10 juillet 2012 10h03 · Paul Proulx
Fleury, Jean-Louis. Retraites à Bedford. Éd. Guy St-Jean, 2012, 286 p.
Le roman imagine la vieillesse des artistes vécue dans une luxueuse pension de Bedford appelée Aux talents d’Antan. Le propriétaire est une vedette bien connue du music-hall. Le lecteur y reconnaîtra Fernand Gignac dans le personnage de Ferdinand. Également sous des noms d’emprunt, on y rencontre Jean Lapointe, Jacques Godin, Paul Buissonneau. Albert Lesigne, le narrateur, appartient par ricochet au monde de la scène à cause des textes qu’il a écrits à ceux qui ont fait les beaux jours d’une époque pas si lointaine encore.
Tout baigne dans l’huile. Les retraités pataugent dans la piscine, prennent des marches sur le vaste terrain entourant cette résidence de luxe et chacun se retrouve au dîner, le repas du soir, autour d’une table généralement appétissante, préparée par une dame qui joue à la vedette. Il faut être dans le ton. On sert une nourriture des plus fraîche grâce au jardinier, un immigrant qui, en plus de faire jouir les palais avec ses produits, en profite pour enflammer la cuisinière, qui se consume dans la chaleur d’une alcôve débridée.
Il fait bon vivre Aux talents d’antan. Mais quand le propriétaire meurt subitement, les pensionnaires doivent s’adapter à un nouveau régime de vie, d’autant plus que la cuisinière, qui gère dorénavant cet hospice, accueille un personnage issu du monde policier pour occuper la chambre vacante depuis la mort de Ferdinand. Il s’agit d’un oncle, un homme intrigant, mais désireux de s’adapter à ces joyeux lurons en perte d’humeur depuis son arrivée.
Heureusement, chacun peut fuir l’atmosphère tendue de la résidence en acceptant les invitations venues de parents ou d’amis. Le narrateur rend visite à la psychologue du pénitencier de Cowansville. À vélo, il se rend à Dunham, où Cathie habite avec son fils Laurent. Il n’est pas question d’amour, mais c’est stimulant de se ressourcer dans un monde distinct du sien.

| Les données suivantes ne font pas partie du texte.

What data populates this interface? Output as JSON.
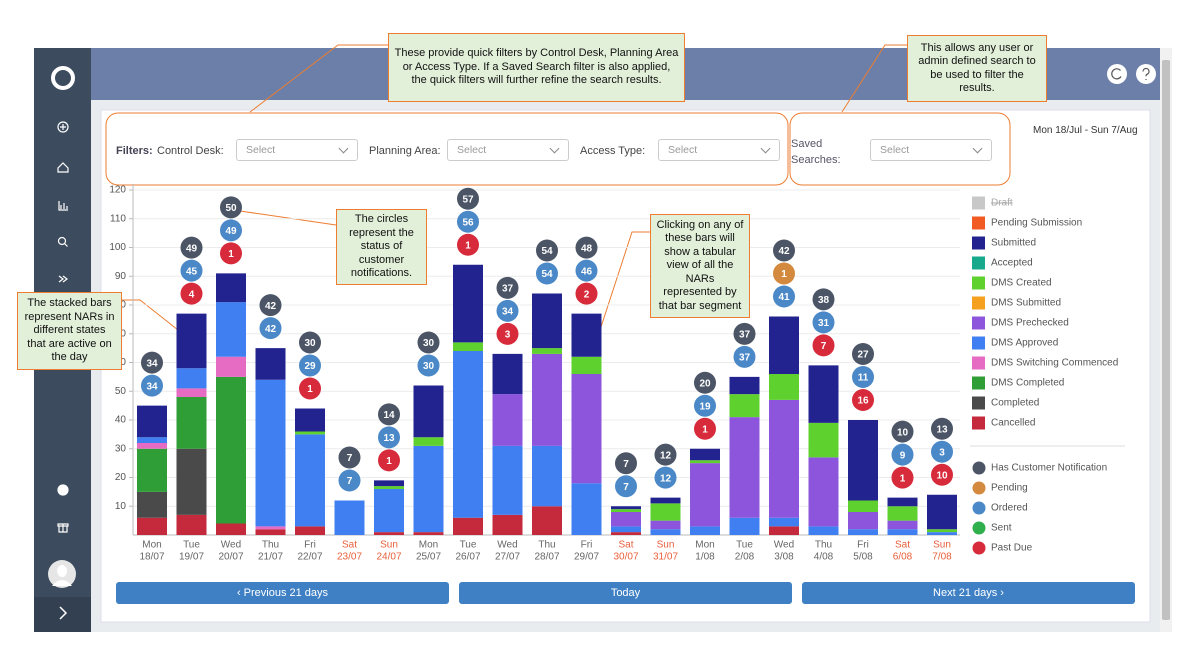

L’auteur a planté son chevalet dans le décor enchanteur de la route 202, soit celle des vins et des vergers. À l’esquisse de la résidence de Bedford bornée par la rivière aux Brochets, il juxtapose un drame policier inspiré d’Henri Marchessault, le chef de l’escouade des stupéfiants au Service de police de la Communauté urbaine de Montréal, arrêté en 1983 pour avoir revendu à son profit les produits saisis par les argousins. Sous le nom d’Hervé Maréchal, il s’installe Aux talents d’antan avant de dégager le magot qui le fera vivre grassement jusqu’à la fin de ses jours. Jamais il n’aurait cru qu’à Bedford, les pensionnaires de l’hospice se seraient souvenus de lui. S’en souvenir au point de le donner en pâture aux brochets de la rivière.
Le second volet du roman se transforme alors en polar. On confie l’enquête à Aglaé Boisjoli, une psychologue devenue policière. L’assassin se doit de ne pas faire d’erreur s’il tient à sa peau. Grâce au journal que tenait Albert Lésigne, elle parvient à trouver des éléments l’orientant vers la piste du tueur. Et ce ne peut être autre qu’un pensionné de l’établissement où vivait Hervé Maréchal. Son flair ne la trompe pas. Il s’en suit un interminable interrogatoire pour confondre un accusé fort perspicace pour démolir les preuves glanées par Aglaé Boisjoli.
Le polar pêche contre les normes du genre. En fait, ce n’est ni un polar ni un roman sur les retraités. Les deux volets cheminent sans se souder l’un à l’autre. Certains seront ennuyés par la vie des has been, qui passent leurs soirées à jouer aux cartes; d’autres se languiront en lisant l’interminable interrogatoire menant aux aveux de l’accusé. Ceux qui aiment s’identifier à un personnage sympathique seront déçus par la fatuité du narrateur. Et plusieurs seront agacés par le béhaviorisme de l’auteur, qui tente de refiler ses inductions au lectorat. Ce dernier est apte à tirer ses propres conclusions.
Le ton et la plume incisive de Jean-Louis Fleury protègent le roman de l’échec de son projet d’écriture. Français d’origine, cet écrivain est fort bien intégré à notre culture. Amant du subjonctif imparfait, il a réussi tout de même à écrire une œuvre agréable à lire, mais trop longue.